Tonino Devienne

Domaine de Breakdown

Collection : Chaoïd

96 pages

9,94 €

978-2-86432-526-0

mars 2008

L’histoire se déroule de nos jours. Ses héros sont, quant au caractère, décidés, passionnés et naïfs.

Les règles auxquelles ils sont fidèles les entraînent d’Asie Centrale jusqu’aux confins escarpés des Alpes et de la Drôme.

Puis à rebours sur les mêmes routes, puisque ces aventuriers qui tirent toute leur énergie du réel, restent des bêtes sentimentales.

Sur une plaque cabossée, on pouvait encore lire en lettres noires : Domaine de Breakdown. Barré par ce panneau de taille imposante et par une herse à balancier mal fichue, s’étendait un paysage austère. Une rocaille aux arêtes vives déroutait les rares visiteurs arrivés si haut au-dessus du causse. Ils devaient alors faire demi-tour. D’ailleurs le vent, pourtant porteur d’un fort parfum de thym et de marjolaine, était glacial. Ceux qui avaient eu la force de monter jusque-là reprenaient donc l’interminable sentier de terre par lequel ils étaient venus.

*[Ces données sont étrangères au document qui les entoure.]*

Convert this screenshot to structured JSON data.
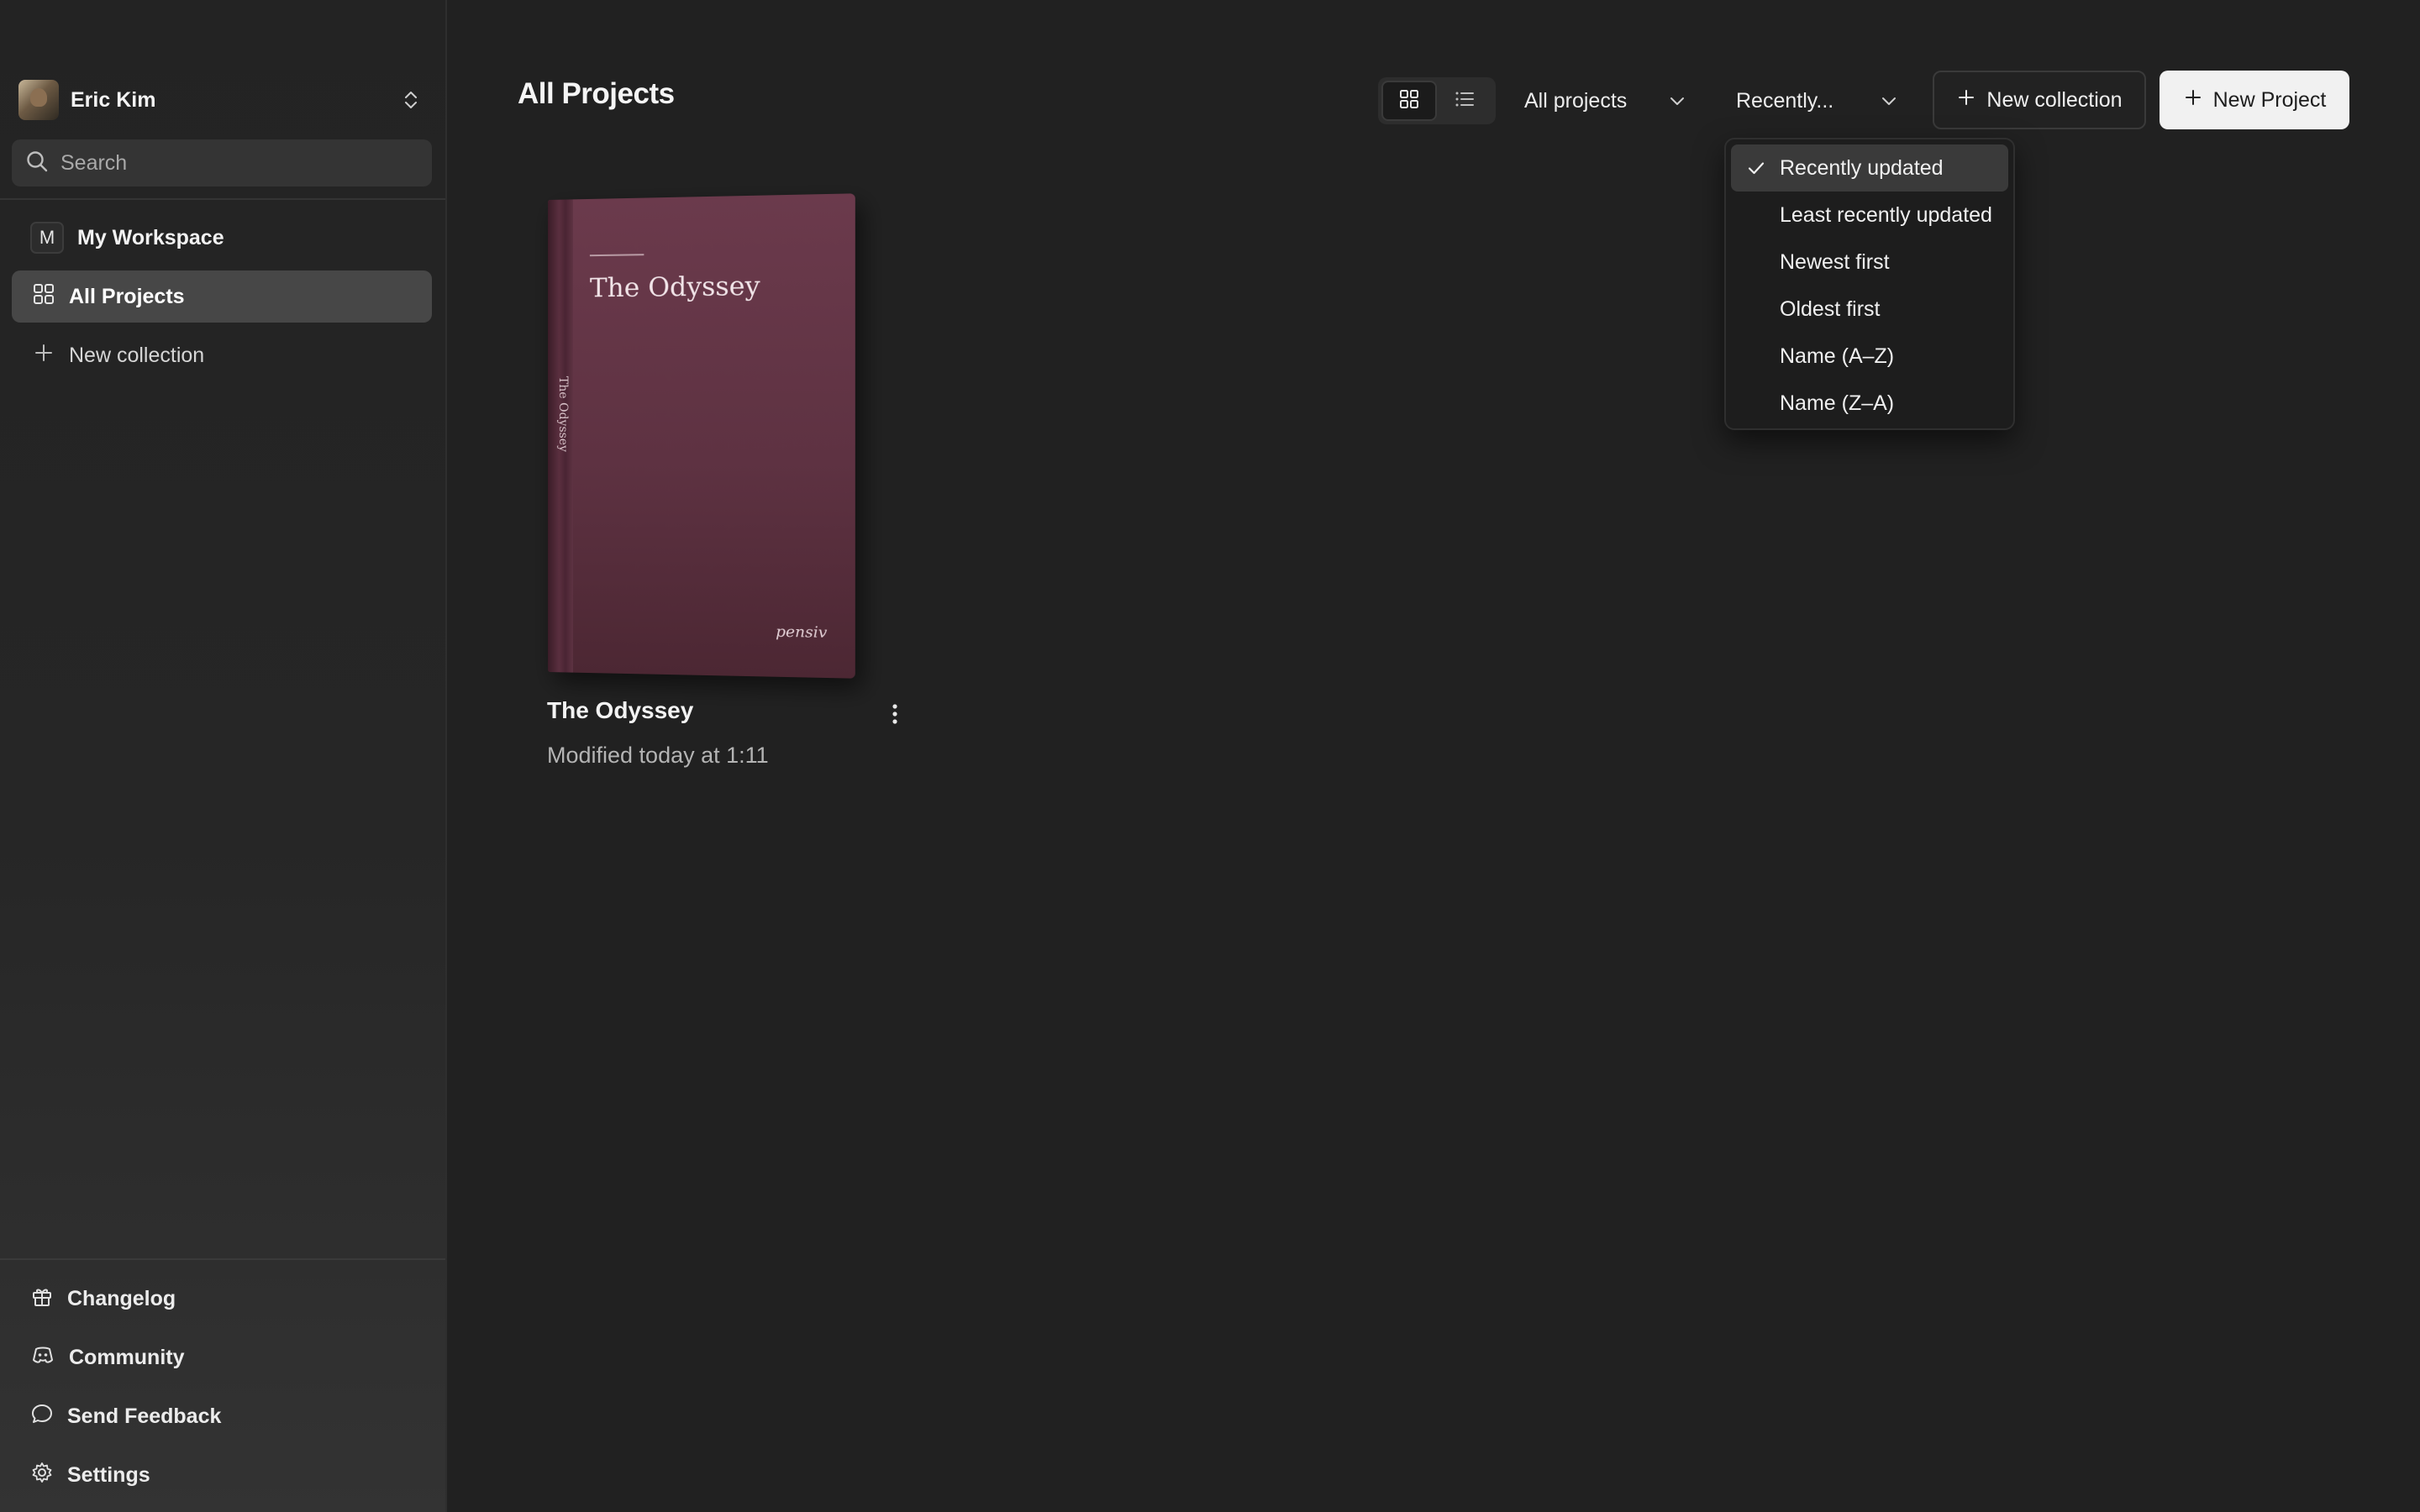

Au moment de rebrousser chemin, ils ne pouvaient rien faire sinon jeter un bref regard de dépit par-delà la barrière, et les pierres.

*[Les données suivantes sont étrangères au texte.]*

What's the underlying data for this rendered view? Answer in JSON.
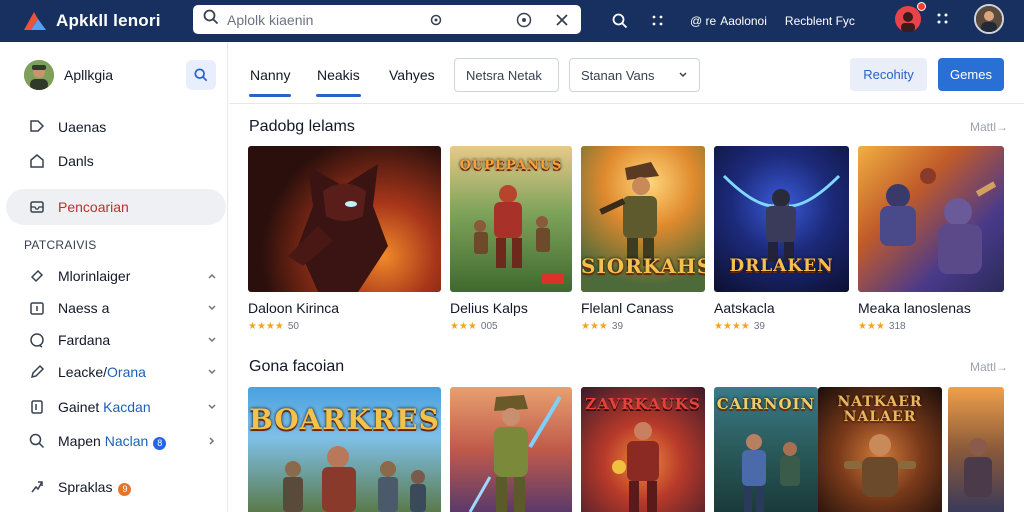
{
  "topbar": {
    "app_title": "Apkkll lenori",
    "search_text": "Aplolk kiaenin",
    "link1": "Aaolonoi",
    "link1_prefix": "@ re",
    "link2": "Recblent Fyc"
  },
  "sidebar": {
    "profile_name": "Apllkgia",
    "nav": [
      {
        "label": "Uaenas",
        "icon": "tag-icon"
      },
      {
        "label": "Danls",
        "icon": "home-icon"
      }
    ],
    "active": {
      "label": "Pencoarian",
      "icon": "inbox-icon"
    },
    "section_title": "PATCRAIVIS",
    "categories": [
      {
        "label": "Mlorinlaiger",
        "icon": "ticket-icon",
        "chevron": "up"
      },
      {
        "label": "Naess a",
        "icon": "calendar-icon",
        "chevron": "down"
      },
      {
        "label": "Fardana",
        "icon": "chat-icon",
        "chevron": "down"
      },
      {
        "label": "Leacke",
        "label_extra": "Orana",
        "icon": "pen-icon",
        "chevron": "down"
      },
      {
        "label": "Gainet",
        "label_extra": "Kacdan",
        "icon": "book-icon",
        "chevron": "down"
      },
      {
        "label": "Mapen",
        "label_extra": "Naclan",
        "icon": "search-icon",
        "chevron": "right",
        "badge": "8"
      },
      {
        "label": "Spraklas",
        "icon": "share-icon",
        "badge": "9"
      }
    ]
  },
  "main": {
    "tabs": [
      "Nanny",
      "Neakis",
      "Vahyes"
    ],
    "filter1": "Netsra Netak",
    "filter2": "Stanan Vans",
    "btn_secondary": "Recohity",
    "btn_primary": "Gemes",
    "section1": {
      "title": "Padobg lelams",
      "more": "Mattl→",
      "cards": [
        {
          "title": "Daloon Kirinca",
          "stars": "★★★★",
          "score": "50"
        },
        {
          "title": "Delius Kalps",
          "stars": "★★★",
          "score": "005",
          "art": "OUPEPANUS"
        },
        {
          "title": "Flelanl Canass",
          "stars": "★★★",
          "score": "39",
          "art": "SIORKAHS"
        },
        {
          "title": "Aatskacla",
          "stars": "★★★★",
          "score": "39",
          "art": "DRLAKEN"
        },
        {
          "title": "Meaka lanoslenas",
          "stars": "★★★",
          "score": "318"
        }
      ]
    },
    "section2": {
      "title": "Gona facoian",
      "more": "Mattl→",
      "cards": [
        {
          "art": "BOARKRES"
        },
        {
          "art": ""
        },
        {
          "art": "ZAVRKAUKS"
        },
        {
          "art": "CAIRNOIN"
        },
        {
          "art": "NATKAER NALAER"
        },
        {
          "art": ""
        }
      ]
    }
  },
  "colors": {
    "topbar": "#17305f",
    "accent": "#2a62c9",
    "active_text": "#b8322b",
    "star": "#f2a71b"
  }
}
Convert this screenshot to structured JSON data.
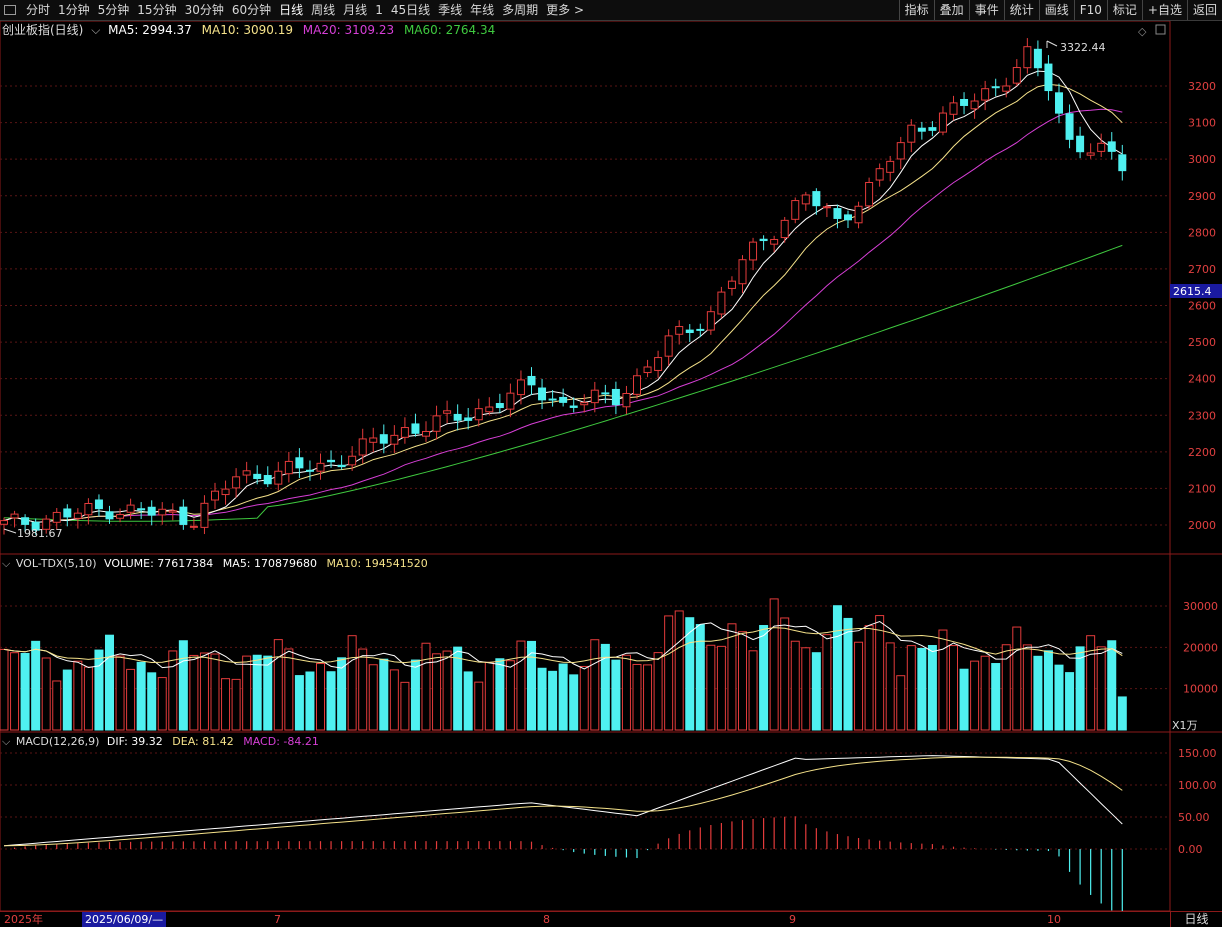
{
  "toolbar": {
    "periods": [
      "分时",
      "1分钟",
      "5分钟",
      "15分钟",
      "30分钟",
      "60分钟",
      "日线",
      "周线",
      "月线",
      "1",
      "45日线",
      "季线",
      "年线",
      "多周期",
      "更多 >"
    ],
    "active_period": "日线",
    "right": [
      "指标",
      "叠加",
      "事件",
      "统计",
      "画线",
      "F10",
      "标记",
      "+自选",
      "返回"
    ]
  },
  "main_panel": {
    "name": "创业板指(日线)",
    "ma5_label": "MA5: 2994.37",
    "ma10_label": "MA10: 3090.19",
    "ma20_label": "MA20: 3109.23",
    "ma60_label": "MA60: 2764.34",
    "colors": {
      "ma5": "#ffffff",
      "ma10": "#f5e28a",
      "ma20": "#d63fd6",
      "ma60": "#3fc93f",
      "up": "#e33b3b",
      "down": "#4ff0f0"
    },
    "y_ticks": [
      "3200",
      "3100",
      "3000",
      "2900",
      "2800",
      "2700",
      "2600",
      "2500",
      "2400",
      "2300",
      "2200",
      "2100",
      "2000"
    ],
    "current_price_tag": "2615.4",
    "high_label": "3322.44",
    "low_label": "1981.67"
  },
  "vol_panel": {
    "name": "VOL-TDX(5,10)",
    "volume_label": "VOLUME: 77617384",
    "ma5_label": "MA5: 170879680",
    "ma10_label": "MA10: 194541520",
    "y_ticks": [
      "30000",
      "20000",
      "10000"
    ],
    "unit": "X1万"
  },
  "macd_panel": {
    "name": "MACD(12,26,9)",
    "dif_label": "DIF: 39.32",
    "dea_label": "DEA: 81.42",
    "macd_label": "MACD: -84.21",
    "y_ticks": [
      "150.00",
      "100.00",
      "50.00",
      "0.00"
    ]
  },
  "xaxis": {
    "year_label": "2025年",
    "cursor_date": "2025/06/09/—",
    "months": [
      "7",
      "8",
      "9",
      "10"
    ],
    "period_button": "日线"
  },
  "chart_data": {
    "type": "candlestick",
    "high": 3322.44,
    "low": 1981.67,
    "ma60": {
      "start": 2050,
      "end": 2764.34
    },
    "last_closes": {
      "ma5": 2994.37,
      "ma10": 3090.19,
      "ma20": 3109.23,
      "ma60": 2764.34
    }
  }
}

Car il ne semblait pas que ce Domaine de Breakdown puisse être quoi que ce soit de plus, de toute façon, qu’une garrigue inaccessible. Quelque chose d’aride dont le panneau annonçait les dangers. Devant soi, que ces cailloux pointus. Il n’y avait pas le choix, il fallait redescendre. Villages et chemins sont maigres dans cette moyenne montagne de la Drôme et des Alpes. Du panneau, le village le plus proche, juché sur un piton, était atteint après trois heures de marche. Seize kilomètres de dénivelés harassants qui cassaient les genoux. Cependant, pour celui qui aurait passé outre et surmonté l’angoisse des carrefours, de vagues signes indiquaient la naissance d’un chemin. Un chemin de moutons ou de bêtes sauvages certes, mais un tracé tout de même. Cela suffisait du moins pour sinuer maladroitement entre les pierres sans s’y déchirer la semelle. L’hiver, bien sûr, de tels indices étaient ténus. Un peu d’herbe noire écrasée de là en là. Au printemps, des fleurs bleuâtres pointillaient une issue hors du labyrinthe de pierre. Mais à supposer que le voyageur eût passé cette premi­ère épreuve, une autre, plus difficile, l’attendait pour le désespérer.